THE RAG DOLL PLAGUES is divided into three books. In book 1, Gregorio Revueltas, sent by his king to improve health conditions in seventeenth century Mexico, encounters a plague that threatens to depopulate the colony and weaken Spain’s empire. Revolted by the primitive savagery and amorality of the colonials, Revueltas nevertheless grows to care for them and eventually sees himself as a Mexican. Important to this transformation is his vision of two men who often appear to guide his efforts.
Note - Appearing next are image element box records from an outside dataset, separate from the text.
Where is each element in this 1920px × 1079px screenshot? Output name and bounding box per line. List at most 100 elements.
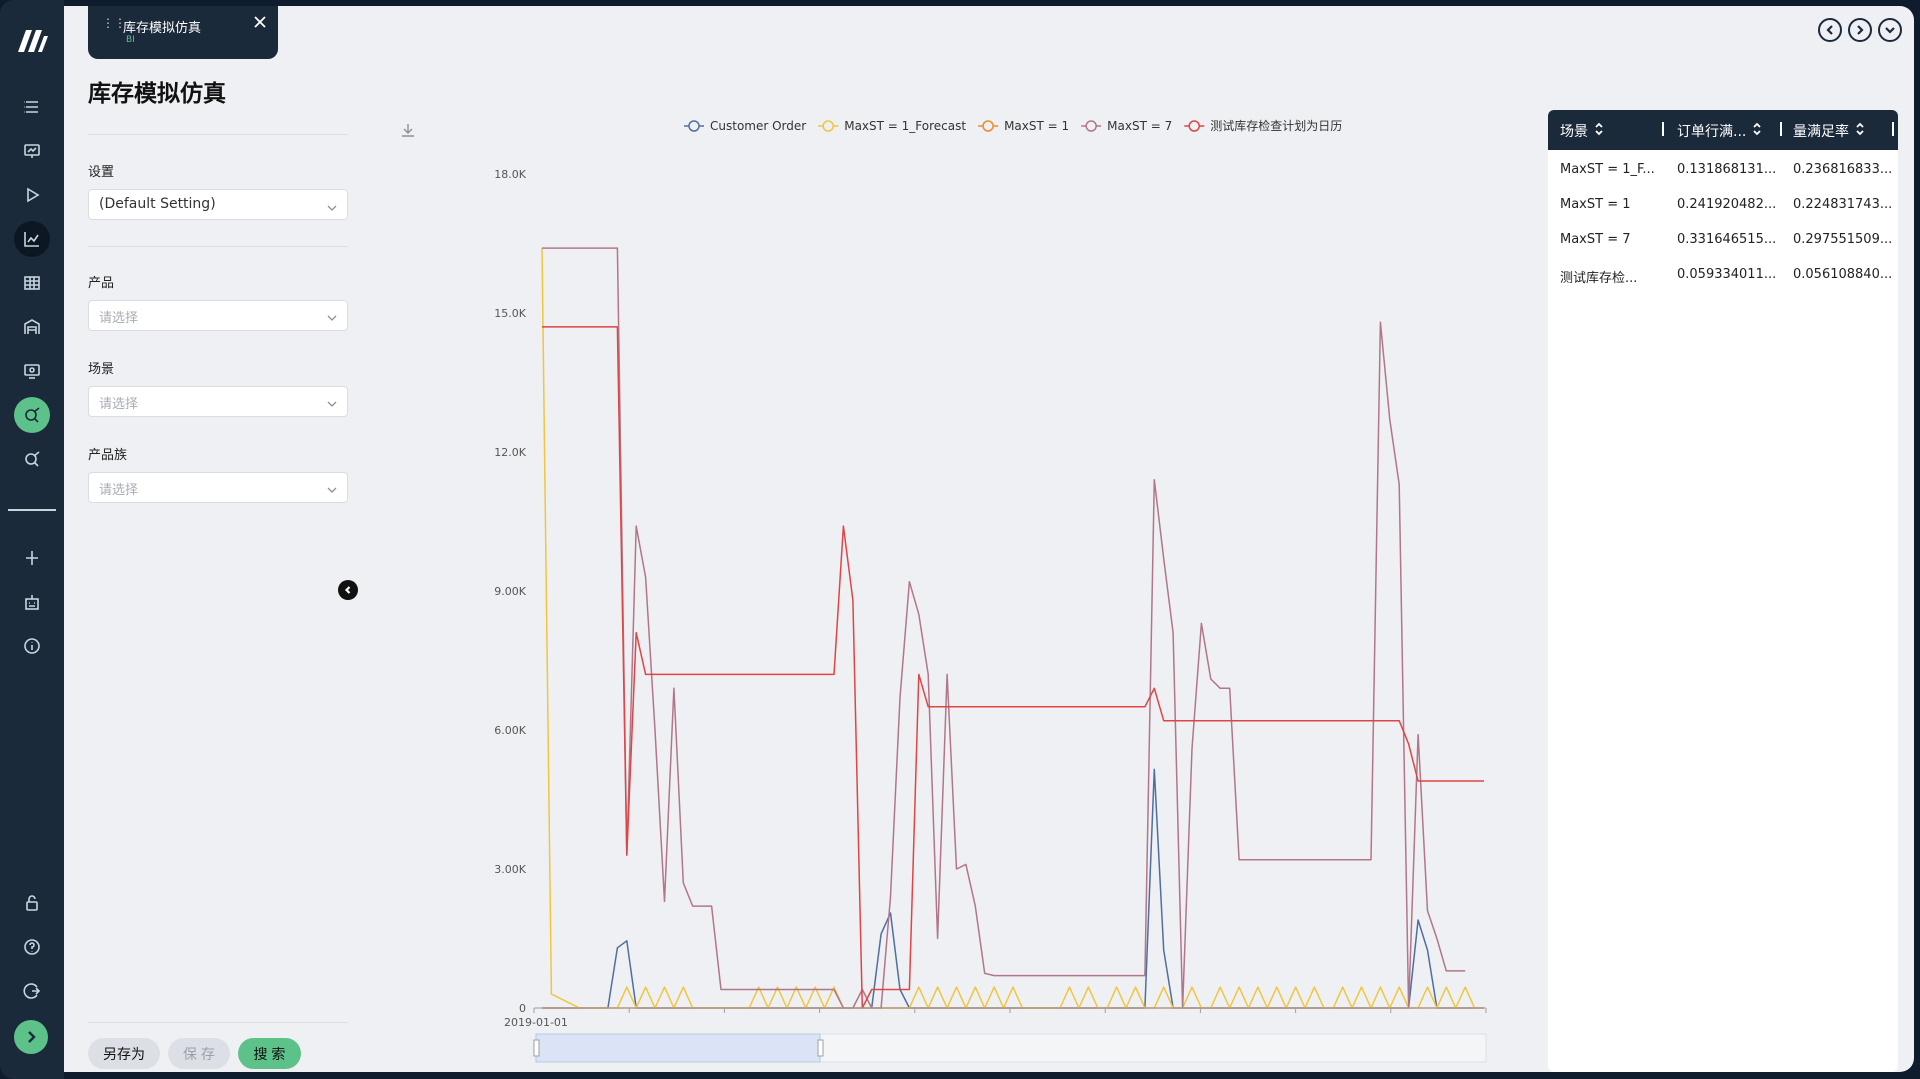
save-button[interactable]: 保 存 xyxy=(168,1038,230,1069)
y-tick-label: 18.0K xyxy=(494,168,526,181)
chart-legend: Customer Order MaxST = 1_Forecast MaxST = … xyxy=(684,118,1342,133)
collapse-panel-icon[interactable] xyxy=(338,580,358,600)
table-row[interactable]: 测试库存检... 0.059334011... 0.056108840... xyxy=(1548,258,1898,293)
split-icon[interactable] xyxy=(14,540,50,576)
setting-value: (Default Setting) xyxy=(99,196,216,212)
scenario-table: 场景 订单行满... 量满足率 MaxST = 1_F... 0.1318681… xyxy=(1548,110,1898,1072)
save-as-button[interactable]: 另存为 xyxy=(88,1038,160,1069)
setting-select[interactable]: (Default Setting) xyxy=(88,189,348,220)
column-header-scenario[interactable]: 场景 xyxy=(1560,121,1604,141)
zoom-window xyxy=(535,1033,821,1063)
table-cell: 0.331646515... xyxy=(1677,232,1777,247)
forward-icon[interactable] xyxy=(1848,18,1872,42)
table-row[interactable]: MaxST = 1_F... 0.131868131... 0.23681683… xyxy=(1548,153,1898,188)
column-divider[interactable] xyxy=(1780,122,1782,136)
table-cell: 测试库存检... xyxy=(1560,271,1638,286)
product-family-label: 产品族 xyxy=(88,448,128,463)
table-cell: 0.241920482... xyxy=(1677,197,1777,212)
chevron-down-icon xyxy=(327,483,337,493)
expand-sidebar-icon[interactable] xyxy=(14,1020,48,1054)
table-cell: MaxST = 7 xyxy=(1560,232,1631,247)
legend-label: MaxST = 1 xyxy=(1004,119,1069,133)
action-bar: 另存为 保 存 搜 索 xyxy=(88,1038,301,1069)
table-row[interactable]: MaxST = 1 0.241920482... 0.224831743... xyxy=(1548,188,1898,223)
info-icon[interactable] xyxy=(14,628,50,664)
table-cell: 0.236816833... xyxy=(1793,162,1893,177)
legend-label: 测试库存检查计划为日历 xyxy=(1210,118,1342,133)
page-title: 库存模拟仿真 xyxy=(88,81,226,107)
product-family-select[interactable]: 请选择 xyxy=(88,472,348,503)
legend-item: MaxST = 1_Forecast xyxy=(818,119,966,133)
product-placeholder: 请选择 xyxy=(99,311,139,326)
tab-title: 库存模拟仿真 xyxy=(123,21,202,36)
divider xyxy=(88,134,348,135)
table-cell: 0.131868131... xyxy=(1677,162,1777,177)
download-icon[interactable] xyxy=(400,122,416,138)
scenario-select[interactable]: 请选择 xyxy=(88,386,348,417)
legend-marker xyxy=(1188,120,1200,132)
warehouse-icon[interactable] xyxy=(14,309,50,345)
series-line xyxy=(542,768,1484,1009)
sidebar xyxy=(0,0,64,1079)
setting-label: 设置 xyxy=(88,165,115,180)
legend-marker xyxy=(982,120,994,132)
robot-icon[interactable] xyxy=(14,584,50,620)
series-line xyxy=(542,326,1484,1009)
table-row[interactable]: MaxST = 7 0.331646515... 0.297551509... xyxy=(1548,223,1898,258)
table-cell: 0.297551509... xyxy=(1793,232,1893,247)
sort-icon[interactable] xyxy=(1855,122,1865,140)
legend-item: Customer Order xyxy=(684,119,806,133)
monitor-icon[interactable] xyxy=(14,353,50,389)
legend-label: Customer Order xyxy=(710,119,806,133)
legend-item: MaxST = 7 xyxy=(1081,119,1172,133)
y-axis: 0 3.00K 6.00K 9.00K 12.0K 15.0K 18.0K xyxy=(494,168,526,1015)
drag-handle-icon[interactable]: ⋮⋮ xyxy=(102,16,126,30)
window-controls xyxy=(1818,18,1902,42)
series-line xyxy=(542,247,1466,1009)
table-icon[interactable] xyxy=(14,265,50,301)
column-header-order-line[interactable]: 订单行满... xyxy=(1677,121,1762,141)
column-divider[interactable] xyxy=(1662,122,1664,136)
logout-icon[interactable] xyxy=(14,973,50,1009)
chevron-down-icon xyxy=(327,200,337,211)
simulation-icon[interactable] xyxy=(14,397,50,433)
product-label: 产品 xyxy=(88,276,115,291)
line-chart-icon[interactable] xyxy=(14,221,50,257)
play-icon[interactable] xyxy=(14,177,50,213)
sort-icon[interactable] xyxy=(1752,122,1762,140)
column-header-label: 场景 xyxy=(1560,124,1588,140)
column-divider[interactable] xyxy=(1892,122,1894,136)
y-tick-label: 6.00K xyxy=(494,724,526,737)
y-tick-label: 12.0K xyxy=(494,446,526,459)
legend-label: MaxST = 7 xyxy=(1107,119,1172,133)
scenario-label: 场景 xyxy=(88,362,115,377)
dashboard-icon[interactable] xyxy=(14,133,50,169)
x-tick-label: 2019-01-01 xyxy=(504,1016,568,1029)
main-content: ⋮⋮ 库存模拟仿真 BI 库存模拟仿真 设置 (Default Setting)… xyxy=(64,6,1914,1072)
zoom-handle-left xyxy=(533,1039,540,1057)
column-header-label: 订单行满... xyxy=(1677,124,1747,140)
scenario-placeholder: 请选择 xyxy=(99,397,139,412)
analysis-icon[interactable] xyxy=(14,441,50,477)
legend-label: MaxST = 1_Forecast xyxy=(844,119,966,133)
column-header-quantity-rate[interactable]: 量满足率 xyxy=(1793,121,1865,141)
help-icon[interactable] xyxy=(14,929,50,965)
legend-item: MaxST = 1 xyxy=(978,119,1069,133)
back-icon[interactable] xyxy=(1818,18,1842,42)
series-line xyxy=(541,248,1484,1009)
product-select[interactable]: 请选择 xyxy=(88,300,348,331)
sort-icon[interactable] xyxy=(1594,122,1604,140)
lock-icon[interactable] xyxy=(14,885,50,921)
chevron-down-icon[interactable] xyxy=(1878,18,1902,42)
tab-inventory-simulation[interactable]: ⋮⋮ 库存模拟仿真 BI xyxy=(88,6,278,59)
legend-marker xyxy=(688,120,700,132)
table-cell: MaxST = 1_F... xyxy=(1560,162,1655,177)
table-cell: 0.224831743... xyxy=(1793,197,1893,212)
list-icon[interactable] xyxy=(14,89,50,125)
product-family-placeholder: 请选择 xyxy=(99,483,139,498)
sidebar-divider xyxy=(8,509,56,511)
search-button[interactable]: 搜 索 xyxy=(238,1038,301,1069)
close-icon[interactable] xyxy=(252,14,270,32)
zoom-handle-right xyxy=(817,1039,824,1057)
In book 2 a young California doctor, Gregory Revueltas, falls in love with Sandra Spear, a hemophiliac actress. As a result of a transfusion, she develops AIDS during the first years after its identification. Seeking help, he returns with her to Old Mexico where he and Sandra rediscover the ancient Mexican/Indian spiritual traditions that help her to think of death as a positive transformation, traditions that seem verified in Gregory’s guiding visions of his ancestor, Gregorio.

Book 3 takes place at the end of the twenty-first century in Lamex, an extrapolated administrative region that comprises most of western Mexico and the southwestern United States. Gregory Revueltas, state doctor, deals with frequent plagues that erupt from centers of organic pollution that have become living entities. He discovers that Mexicans from the highly polluted Mexico City area have developed a genetic mutation that makes their blood, given in transfusion, a cure for most lung ailments. He too is led by the visionary presence of his ancestor, Gregorio. At the end of this book, Revueltas, as narrator, reflects upon the multiple ironies of Mexicans’ new place in American civilization.

These stories offer an absorbing panoramic view of the continuing encounter of European and Native American and of English and Spanish-speaking cultures in the Americas.